I've heard conflicting advice on this, from 6 months prior to graduation all the way to "wait until after you've graduated so you can start immediately". On the one hand you don't want to give yourself too little time to interview, but on the other I understand that employers may want you to start immediately to fill a need. Is there anything rude/impolite/weird about applying for a job knowing that you won't be able to accept an offer for several months? Do companies routinely wait on Ph.D.'s to finish?
Most articles found by a search for "how long does it take to find a new job" state anywhere between 3-6 months. Anecdotally, both for myself and for my friends, this is quite accurate. This, combined with the fairly frightening statistic that unemployed people have a MUCH harder time finding employment, would lead me to strongly recommend that you start well before you graduate.
Most positions that hire PhDs are familiar with the nuances of hiring someone who hasn't yet graduated. I currently work in industry, and we've had a number of people who've had to take a few days vacation to defend their thesis. You should mention during the interview process where you currently stand in your PhD work so the employer knows what to expect, but from my experience it shouldn't be too much of a problem.
Do note that some positions require the PhD of their employees, so you would not be eligible for those types of positions until you graduate. I would still recommend interviewing anyways so you're not starting from scratch... you can just contact them and continue when you actually receive the degree.
I have been involved in hiring several Ph.D.'s (math, computer science, operations research) in the finance industry in the US. (before returning to academia to get my own math Ph.D.). In the US, the answer to your question is that the correct time to apply will depend on the type of industry job you are looking for. My experience is that for jobs at larger companies which routinely hire Ph.D.'s you should start applying in the late fall before you anticipate graduating. These companies generally have a well-developed recruitment process and are recruiting with the anticipation of bringing someone on several months down the road. They may even plan to have you start with other recent Ph.D.'s and have some more or less formal training period. (My experience is in finance where this is the norm, other industries may differ.)

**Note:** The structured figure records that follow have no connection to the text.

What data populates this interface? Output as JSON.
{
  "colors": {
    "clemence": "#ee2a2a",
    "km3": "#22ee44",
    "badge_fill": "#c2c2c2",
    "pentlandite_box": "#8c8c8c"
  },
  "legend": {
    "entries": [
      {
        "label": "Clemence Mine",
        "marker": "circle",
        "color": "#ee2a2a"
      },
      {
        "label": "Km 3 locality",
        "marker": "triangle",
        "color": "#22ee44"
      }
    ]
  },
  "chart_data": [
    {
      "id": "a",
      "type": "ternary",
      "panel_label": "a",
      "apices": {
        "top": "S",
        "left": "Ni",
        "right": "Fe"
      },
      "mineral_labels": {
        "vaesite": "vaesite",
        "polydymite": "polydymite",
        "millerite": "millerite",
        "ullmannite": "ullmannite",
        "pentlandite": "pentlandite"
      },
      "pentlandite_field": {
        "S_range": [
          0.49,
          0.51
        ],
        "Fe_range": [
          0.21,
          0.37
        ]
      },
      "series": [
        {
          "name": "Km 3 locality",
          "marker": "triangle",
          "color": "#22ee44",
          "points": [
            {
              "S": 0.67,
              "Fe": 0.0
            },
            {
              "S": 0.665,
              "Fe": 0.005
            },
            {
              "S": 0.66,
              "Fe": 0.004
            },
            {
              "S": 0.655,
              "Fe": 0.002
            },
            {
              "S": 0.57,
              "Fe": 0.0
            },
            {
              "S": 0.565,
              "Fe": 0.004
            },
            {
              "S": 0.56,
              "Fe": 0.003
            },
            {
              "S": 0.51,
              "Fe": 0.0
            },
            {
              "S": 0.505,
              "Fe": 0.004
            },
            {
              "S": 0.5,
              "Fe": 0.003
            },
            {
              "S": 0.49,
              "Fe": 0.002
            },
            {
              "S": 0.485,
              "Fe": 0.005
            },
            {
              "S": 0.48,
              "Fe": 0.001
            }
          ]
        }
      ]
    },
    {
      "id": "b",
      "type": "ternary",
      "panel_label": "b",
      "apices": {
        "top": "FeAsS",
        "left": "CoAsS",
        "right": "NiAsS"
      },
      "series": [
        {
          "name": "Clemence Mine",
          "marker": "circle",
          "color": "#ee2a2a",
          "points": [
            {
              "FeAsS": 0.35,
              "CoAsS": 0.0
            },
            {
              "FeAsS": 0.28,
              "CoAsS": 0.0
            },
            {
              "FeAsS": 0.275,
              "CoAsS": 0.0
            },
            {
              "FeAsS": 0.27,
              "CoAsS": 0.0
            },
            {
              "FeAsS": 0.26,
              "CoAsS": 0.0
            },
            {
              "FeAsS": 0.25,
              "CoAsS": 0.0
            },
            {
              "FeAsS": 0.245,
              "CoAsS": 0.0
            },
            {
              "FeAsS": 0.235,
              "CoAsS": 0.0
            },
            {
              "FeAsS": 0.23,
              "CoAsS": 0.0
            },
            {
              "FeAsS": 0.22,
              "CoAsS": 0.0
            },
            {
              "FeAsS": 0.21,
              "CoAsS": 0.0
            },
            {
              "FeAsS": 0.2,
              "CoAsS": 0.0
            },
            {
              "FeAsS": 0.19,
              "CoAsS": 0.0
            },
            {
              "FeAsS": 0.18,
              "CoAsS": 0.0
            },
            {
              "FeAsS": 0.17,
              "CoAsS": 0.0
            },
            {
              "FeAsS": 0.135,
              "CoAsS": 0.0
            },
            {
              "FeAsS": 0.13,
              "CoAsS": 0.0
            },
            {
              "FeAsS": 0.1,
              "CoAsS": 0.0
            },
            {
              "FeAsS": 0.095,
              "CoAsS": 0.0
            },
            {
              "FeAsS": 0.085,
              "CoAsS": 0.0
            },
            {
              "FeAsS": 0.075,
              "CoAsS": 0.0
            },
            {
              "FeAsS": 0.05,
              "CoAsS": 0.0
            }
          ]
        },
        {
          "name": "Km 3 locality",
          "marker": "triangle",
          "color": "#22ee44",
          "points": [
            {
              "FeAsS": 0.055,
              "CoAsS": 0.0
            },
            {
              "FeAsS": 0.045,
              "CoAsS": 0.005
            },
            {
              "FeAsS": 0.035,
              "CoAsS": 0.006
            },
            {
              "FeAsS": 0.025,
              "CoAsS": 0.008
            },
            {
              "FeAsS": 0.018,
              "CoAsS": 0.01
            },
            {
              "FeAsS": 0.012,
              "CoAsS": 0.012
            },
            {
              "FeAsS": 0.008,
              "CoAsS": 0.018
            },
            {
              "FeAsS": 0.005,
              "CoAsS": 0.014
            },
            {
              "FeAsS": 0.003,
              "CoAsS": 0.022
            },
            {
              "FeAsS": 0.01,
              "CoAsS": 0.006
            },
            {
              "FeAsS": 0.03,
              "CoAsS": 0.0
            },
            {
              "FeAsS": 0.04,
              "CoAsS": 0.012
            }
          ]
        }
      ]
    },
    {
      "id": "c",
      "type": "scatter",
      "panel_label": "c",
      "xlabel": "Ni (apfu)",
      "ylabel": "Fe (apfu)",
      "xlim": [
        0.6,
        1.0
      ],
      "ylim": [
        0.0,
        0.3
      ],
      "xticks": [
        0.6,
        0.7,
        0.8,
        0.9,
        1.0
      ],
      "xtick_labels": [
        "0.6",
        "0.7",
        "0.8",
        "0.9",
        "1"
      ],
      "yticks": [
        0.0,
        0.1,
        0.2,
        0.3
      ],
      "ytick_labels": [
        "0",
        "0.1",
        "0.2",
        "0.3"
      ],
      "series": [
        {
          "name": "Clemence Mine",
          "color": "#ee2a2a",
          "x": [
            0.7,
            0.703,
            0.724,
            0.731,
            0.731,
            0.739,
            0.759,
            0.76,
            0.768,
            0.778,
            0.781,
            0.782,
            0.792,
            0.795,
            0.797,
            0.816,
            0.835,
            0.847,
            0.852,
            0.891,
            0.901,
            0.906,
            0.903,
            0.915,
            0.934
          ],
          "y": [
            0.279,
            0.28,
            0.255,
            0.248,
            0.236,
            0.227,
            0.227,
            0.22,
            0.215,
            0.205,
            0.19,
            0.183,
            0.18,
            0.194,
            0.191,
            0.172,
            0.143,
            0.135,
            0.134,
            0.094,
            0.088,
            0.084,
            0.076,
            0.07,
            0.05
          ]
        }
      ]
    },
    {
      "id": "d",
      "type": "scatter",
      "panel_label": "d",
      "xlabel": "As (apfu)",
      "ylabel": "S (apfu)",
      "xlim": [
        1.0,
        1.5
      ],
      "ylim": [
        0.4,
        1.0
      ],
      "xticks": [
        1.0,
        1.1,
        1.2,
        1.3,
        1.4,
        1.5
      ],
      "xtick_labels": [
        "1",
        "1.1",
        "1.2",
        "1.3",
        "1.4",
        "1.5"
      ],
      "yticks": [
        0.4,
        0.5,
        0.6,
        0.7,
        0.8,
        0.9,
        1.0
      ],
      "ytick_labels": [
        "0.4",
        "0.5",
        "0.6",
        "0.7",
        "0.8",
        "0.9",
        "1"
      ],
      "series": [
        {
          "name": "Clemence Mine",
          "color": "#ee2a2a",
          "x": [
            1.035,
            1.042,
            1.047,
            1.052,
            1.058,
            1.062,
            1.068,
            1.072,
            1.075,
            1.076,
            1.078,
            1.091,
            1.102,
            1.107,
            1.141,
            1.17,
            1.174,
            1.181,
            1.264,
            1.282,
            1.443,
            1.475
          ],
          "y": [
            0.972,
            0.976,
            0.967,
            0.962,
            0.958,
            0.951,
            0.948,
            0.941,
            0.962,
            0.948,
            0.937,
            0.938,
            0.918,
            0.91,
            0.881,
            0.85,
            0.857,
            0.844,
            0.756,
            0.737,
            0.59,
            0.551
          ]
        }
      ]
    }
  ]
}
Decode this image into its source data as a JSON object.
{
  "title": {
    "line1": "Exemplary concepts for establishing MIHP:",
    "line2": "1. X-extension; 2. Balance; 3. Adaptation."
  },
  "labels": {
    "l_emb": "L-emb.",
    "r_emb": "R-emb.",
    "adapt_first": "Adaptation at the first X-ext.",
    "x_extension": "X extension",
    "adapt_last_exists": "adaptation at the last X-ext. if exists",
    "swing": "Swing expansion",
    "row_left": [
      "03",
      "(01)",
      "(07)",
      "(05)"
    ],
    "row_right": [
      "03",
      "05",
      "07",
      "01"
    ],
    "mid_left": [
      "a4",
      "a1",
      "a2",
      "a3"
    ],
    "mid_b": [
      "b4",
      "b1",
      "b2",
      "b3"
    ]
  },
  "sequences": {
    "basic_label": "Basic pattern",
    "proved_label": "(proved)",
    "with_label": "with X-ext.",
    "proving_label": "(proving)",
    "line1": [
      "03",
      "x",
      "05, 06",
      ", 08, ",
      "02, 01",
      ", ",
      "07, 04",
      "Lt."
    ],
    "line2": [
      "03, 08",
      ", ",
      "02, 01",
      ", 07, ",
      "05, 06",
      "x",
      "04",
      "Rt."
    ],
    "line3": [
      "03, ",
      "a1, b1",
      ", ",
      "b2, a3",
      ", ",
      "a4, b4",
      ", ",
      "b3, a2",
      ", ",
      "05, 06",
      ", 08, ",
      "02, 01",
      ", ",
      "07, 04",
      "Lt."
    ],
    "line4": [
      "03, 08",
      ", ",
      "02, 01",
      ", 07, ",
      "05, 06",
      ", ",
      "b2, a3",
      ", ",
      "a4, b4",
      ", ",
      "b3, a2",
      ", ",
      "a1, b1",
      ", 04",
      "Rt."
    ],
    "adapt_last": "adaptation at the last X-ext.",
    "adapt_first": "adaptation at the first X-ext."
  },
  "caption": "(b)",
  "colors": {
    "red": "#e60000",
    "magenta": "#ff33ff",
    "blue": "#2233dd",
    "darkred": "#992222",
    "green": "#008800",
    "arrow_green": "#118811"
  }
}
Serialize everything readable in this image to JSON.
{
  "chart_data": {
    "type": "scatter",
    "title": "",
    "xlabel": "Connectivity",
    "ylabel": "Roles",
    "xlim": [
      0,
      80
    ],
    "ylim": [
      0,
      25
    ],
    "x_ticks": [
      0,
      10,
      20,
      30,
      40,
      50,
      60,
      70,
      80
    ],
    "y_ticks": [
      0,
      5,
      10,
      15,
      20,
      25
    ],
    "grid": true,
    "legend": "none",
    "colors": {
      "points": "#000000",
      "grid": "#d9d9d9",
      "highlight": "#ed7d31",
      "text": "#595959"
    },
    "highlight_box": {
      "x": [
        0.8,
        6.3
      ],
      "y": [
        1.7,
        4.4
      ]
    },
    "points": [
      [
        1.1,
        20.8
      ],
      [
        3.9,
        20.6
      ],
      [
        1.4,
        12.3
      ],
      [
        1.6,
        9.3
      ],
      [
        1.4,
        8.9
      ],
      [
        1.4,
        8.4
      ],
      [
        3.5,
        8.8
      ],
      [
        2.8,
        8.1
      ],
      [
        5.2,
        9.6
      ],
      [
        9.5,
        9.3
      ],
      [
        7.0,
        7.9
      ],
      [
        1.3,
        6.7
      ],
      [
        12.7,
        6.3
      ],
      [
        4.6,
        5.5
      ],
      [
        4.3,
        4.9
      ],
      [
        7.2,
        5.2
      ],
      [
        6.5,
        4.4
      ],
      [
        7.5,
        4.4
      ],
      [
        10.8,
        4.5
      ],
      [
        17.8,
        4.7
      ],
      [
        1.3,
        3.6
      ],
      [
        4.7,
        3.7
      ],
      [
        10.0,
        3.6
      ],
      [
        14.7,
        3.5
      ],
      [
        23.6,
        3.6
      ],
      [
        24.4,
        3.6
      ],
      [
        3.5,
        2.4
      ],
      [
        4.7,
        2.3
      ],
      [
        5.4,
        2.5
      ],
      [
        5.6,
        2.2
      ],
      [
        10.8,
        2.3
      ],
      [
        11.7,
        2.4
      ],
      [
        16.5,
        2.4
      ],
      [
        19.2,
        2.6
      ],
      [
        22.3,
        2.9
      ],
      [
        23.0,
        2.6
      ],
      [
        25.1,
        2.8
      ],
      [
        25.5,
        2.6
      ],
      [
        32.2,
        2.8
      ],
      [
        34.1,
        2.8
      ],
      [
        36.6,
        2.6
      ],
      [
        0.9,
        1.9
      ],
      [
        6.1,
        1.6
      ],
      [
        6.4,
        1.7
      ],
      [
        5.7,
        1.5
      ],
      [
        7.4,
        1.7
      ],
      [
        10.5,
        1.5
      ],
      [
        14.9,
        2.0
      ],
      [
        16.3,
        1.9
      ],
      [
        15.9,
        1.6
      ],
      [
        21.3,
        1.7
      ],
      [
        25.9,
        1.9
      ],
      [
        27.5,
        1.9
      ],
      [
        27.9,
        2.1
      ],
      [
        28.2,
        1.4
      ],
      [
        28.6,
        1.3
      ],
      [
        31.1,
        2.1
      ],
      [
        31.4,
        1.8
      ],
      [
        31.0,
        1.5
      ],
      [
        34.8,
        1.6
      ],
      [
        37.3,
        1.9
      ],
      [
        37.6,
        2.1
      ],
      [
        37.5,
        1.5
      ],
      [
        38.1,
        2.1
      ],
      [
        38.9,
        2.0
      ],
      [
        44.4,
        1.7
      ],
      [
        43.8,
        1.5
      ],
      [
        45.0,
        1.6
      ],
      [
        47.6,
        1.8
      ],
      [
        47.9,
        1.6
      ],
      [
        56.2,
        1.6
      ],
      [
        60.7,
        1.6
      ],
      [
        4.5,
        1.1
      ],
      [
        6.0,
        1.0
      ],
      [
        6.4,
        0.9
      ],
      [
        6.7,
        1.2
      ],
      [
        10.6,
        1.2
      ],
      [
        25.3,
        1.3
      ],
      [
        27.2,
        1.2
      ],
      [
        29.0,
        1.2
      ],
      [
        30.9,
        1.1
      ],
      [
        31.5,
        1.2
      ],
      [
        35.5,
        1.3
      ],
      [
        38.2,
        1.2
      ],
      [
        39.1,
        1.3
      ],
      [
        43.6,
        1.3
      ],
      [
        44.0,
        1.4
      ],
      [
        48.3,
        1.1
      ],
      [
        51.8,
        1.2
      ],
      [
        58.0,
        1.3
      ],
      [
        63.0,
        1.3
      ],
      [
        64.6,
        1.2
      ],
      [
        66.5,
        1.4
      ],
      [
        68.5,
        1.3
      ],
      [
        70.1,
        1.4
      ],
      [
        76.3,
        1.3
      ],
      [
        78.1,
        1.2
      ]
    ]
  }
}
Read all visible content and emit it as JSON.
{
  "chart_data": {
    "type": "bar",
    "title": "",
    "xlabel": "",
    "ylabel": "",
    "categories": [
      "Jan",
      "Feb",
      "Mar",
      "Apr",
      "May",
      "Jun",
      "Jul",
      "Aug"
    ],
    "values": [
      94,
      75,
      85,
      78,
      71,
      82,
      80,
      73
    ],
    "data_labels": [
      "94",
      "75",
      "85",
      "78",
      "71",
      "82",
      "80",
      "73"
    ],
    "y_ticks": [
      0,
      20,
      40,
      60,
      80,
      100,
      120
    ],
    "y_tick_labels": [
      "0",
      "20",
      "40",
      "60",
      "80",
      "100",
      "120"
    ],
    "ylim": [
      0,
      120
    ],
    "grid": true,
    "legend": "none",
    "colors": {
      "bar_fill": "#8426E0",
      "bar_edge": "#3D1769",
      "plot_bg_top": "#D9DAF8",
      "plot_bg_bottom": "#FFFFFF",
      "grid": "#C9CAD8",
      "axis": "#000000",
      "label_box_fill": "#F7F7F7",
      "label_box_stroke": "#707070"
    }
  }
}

For jobs at smaller companies or start-ups, I would recommend waiting. Typically these companies are looking to hire someone who can start as soon as possible (six months is an eternity for a small company or start-up).
So I would recommend starting applications and attending recruitment events for larger companies in your field right now. As the process evolves and the time until you could reasonably starts decreases, you should then expand the range of places you are talking to.
This may also vary along the size of the company and the plans that company has.
If a company wants someone just to complete a task, them maybe if you say on the interview that you will be available after three - six months then the answer will be something like that: We will contact you after this period, and believe me they never call you back. So, a good policy is to make an proposal for part time job untill you finish you Ph.D. (I know this is not easy in all times).
One other scenario:
If you apply to a big company with a long business plan then you can discuss with them when you are able to get started.
My suggestion is to start looking for a job two - three months before you finish your Ph.D.